Corbett had a blood-alcohol content reading of .082.
Defence lawyer Brendon Gimbert said Corbett now had a job as a bistro manager.
He said his client made a poor decision to drive that night after the end of a five-year relationship where he was engaged to his partner, along with losing his job due to COVID-19.
Mr Gimbert said Corbett had support with people willing to take him to and from work.
Corbett was disqualified from driving for three months and fined $550.
Convictions were not recorded.
Carnal knowledge and child porn
A young man was placed on a three-year Good Behaviour Bond and 18 months probation for 25 charges of carnal knowledge and one of producing child porn.

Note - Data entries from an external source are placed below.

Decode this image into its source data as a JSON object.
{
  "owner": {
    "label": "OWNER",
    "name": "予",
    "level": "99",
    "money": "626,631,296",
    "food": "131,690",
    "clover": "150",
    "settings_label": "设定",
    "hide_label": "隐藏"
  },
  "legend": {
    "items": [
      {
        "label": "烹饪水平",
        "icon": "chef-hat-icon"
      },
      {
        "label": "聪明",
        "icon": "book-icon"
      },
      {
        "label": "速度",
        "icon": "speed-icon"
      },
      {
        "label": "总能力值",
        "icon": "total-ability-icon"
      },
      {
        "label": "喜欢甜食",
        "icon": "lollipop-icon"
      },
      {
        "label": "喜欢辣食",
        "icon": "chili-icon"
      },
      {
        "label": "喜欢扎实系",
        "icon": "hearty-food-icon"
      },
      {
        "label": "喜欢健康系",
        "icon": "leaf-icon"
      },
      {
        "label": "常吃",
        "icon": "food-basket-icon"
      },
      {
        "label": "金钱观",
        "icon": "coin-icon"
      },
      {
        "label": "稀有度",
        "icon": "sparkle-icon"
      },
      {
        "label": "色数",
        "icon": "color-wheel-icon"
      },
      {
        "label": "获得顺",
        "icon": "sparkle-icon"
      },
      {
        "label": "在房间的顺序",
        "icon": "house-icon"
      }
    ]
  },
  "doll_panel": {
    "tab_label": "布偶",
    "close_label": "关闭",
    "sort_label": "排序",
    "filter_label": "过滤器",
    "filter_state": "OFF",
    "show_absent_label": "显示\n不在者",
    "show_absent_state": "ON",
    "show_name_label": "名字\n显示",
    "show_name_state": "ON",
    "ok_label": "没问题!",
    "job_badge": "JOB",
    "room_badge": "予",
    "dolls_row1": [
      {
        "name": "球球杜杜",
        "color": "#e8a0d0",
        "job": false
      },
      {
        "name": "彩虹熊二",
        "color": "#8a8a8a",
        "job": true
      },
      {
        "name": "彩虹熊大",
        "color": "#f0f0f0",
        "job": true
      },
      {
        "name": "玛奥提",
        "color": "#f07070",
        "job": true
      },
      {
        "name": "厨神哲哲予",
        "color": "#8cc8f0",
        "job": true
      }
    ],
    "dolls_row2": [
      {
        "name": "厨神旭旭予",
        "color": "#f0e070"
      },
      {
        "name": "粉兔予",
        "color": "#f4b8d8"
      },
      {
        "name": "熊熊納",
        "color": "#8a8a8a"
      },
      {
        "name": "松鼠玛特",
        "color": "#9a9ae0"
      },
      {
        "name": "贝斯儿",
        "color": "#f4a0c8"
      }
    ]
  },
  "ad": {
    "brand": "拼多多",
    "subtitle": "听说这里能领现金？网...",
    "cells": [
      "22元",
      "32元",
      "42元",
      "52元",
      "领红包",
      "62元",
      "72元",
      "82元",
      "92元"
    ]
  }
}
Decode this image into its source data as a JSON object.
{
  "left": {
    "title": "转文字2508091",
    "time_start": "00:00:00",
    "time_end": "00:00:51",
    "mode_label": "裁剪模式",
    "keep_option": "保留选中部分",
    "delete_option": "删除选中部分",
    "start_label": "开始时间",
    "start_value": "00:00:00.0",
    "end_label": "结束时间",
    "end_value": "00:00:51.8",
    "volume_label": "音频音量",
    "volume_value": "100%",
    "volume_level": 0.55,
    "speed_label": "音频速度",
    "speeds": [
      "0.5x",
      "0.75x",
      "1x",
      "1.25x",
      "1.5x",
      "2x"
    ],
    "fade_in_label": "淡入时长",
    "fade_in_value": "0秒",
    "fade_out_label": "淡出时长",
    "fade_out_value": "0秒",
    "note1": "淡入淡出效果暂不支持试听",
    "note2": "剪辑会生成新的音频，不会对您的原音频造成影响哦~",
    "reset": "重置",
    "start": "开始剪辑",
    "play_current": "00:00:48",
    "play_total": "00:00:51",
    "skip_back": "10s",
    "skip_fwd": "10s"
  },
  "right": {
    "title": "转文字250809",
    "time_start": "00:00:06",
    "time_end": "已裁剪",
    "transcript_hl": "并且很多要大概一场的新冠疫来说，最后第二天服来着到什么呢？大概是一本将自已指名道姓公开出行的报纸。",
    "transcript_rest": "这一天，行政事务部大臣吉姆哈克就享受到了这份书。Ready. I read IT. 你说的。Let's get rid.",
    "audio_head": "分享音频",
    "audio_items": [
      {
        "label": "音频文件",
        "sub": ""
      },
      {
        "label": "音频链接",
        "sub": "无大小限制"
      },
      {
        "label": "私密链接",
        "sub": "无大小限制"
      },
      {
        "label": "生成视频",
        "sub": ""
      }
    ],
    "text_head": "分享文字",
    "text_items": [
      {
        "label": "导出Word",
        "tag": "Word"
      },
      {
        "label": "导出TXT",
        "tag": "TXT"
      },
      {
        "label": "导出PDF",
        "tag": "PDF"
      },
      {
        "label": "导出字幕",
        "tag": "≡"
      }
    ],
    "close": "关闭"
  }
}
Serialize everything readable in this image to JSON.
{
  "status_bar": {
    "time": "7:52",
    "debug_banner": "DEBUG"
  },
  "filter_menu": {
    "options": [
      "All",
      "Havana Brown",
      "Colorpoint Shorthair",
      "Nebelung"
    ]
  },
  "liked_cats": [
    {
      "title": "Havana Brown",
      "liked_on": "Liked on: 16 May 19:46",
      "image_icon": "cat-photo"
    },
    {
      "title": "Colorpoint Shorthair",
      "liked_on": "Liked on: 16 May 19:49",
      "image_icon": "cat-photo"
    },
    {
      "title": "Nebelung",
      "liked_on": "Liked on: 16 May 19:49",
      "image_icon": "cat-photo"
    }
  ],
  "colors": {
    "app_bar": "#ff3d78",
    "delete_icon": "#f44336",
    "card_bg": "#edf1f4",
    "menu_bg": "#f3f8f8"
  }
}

The Central Queensland apprentice, 22, pleaded guilty on August 21 in Rockhampton District Court to the charges.
He cannot be named or identified for legal reasons.
Crown prosecutor Elise Sargent said the defendant was in a romantic relationship with the victim, aged 15 at the time of the offending, for about one year and they started having sex on a weekly basis in the six months leading up to her 16th birthday.
The court heard police found a video on a mobile phone of the pair having sex and the recording was consensual.
Defence barrister Tom Polley said the parents of both the man and the girl knew of the relationship, which was public knowledge for a year prior to police becoming involved.
He said the girl had been sexually activate prior to being in a relationship with his client.
Mr Polley said the pair had known each other for four years before their romantic relationship.
The court heard the girl’s mother had provided a reference letter for the defendant, stating she had known the defendant for years and he was known as someone who would go ‘above and beyond’ to help anyone in need.
The defendant had worked part time while finishing high school prior to undertaking an apprenticeship.
The court heard the girl posted photographs on a social media site which sparked concern about the relationship and an anonymous complaint was made through Crimestoppers.
No convictions were recorded for the offending.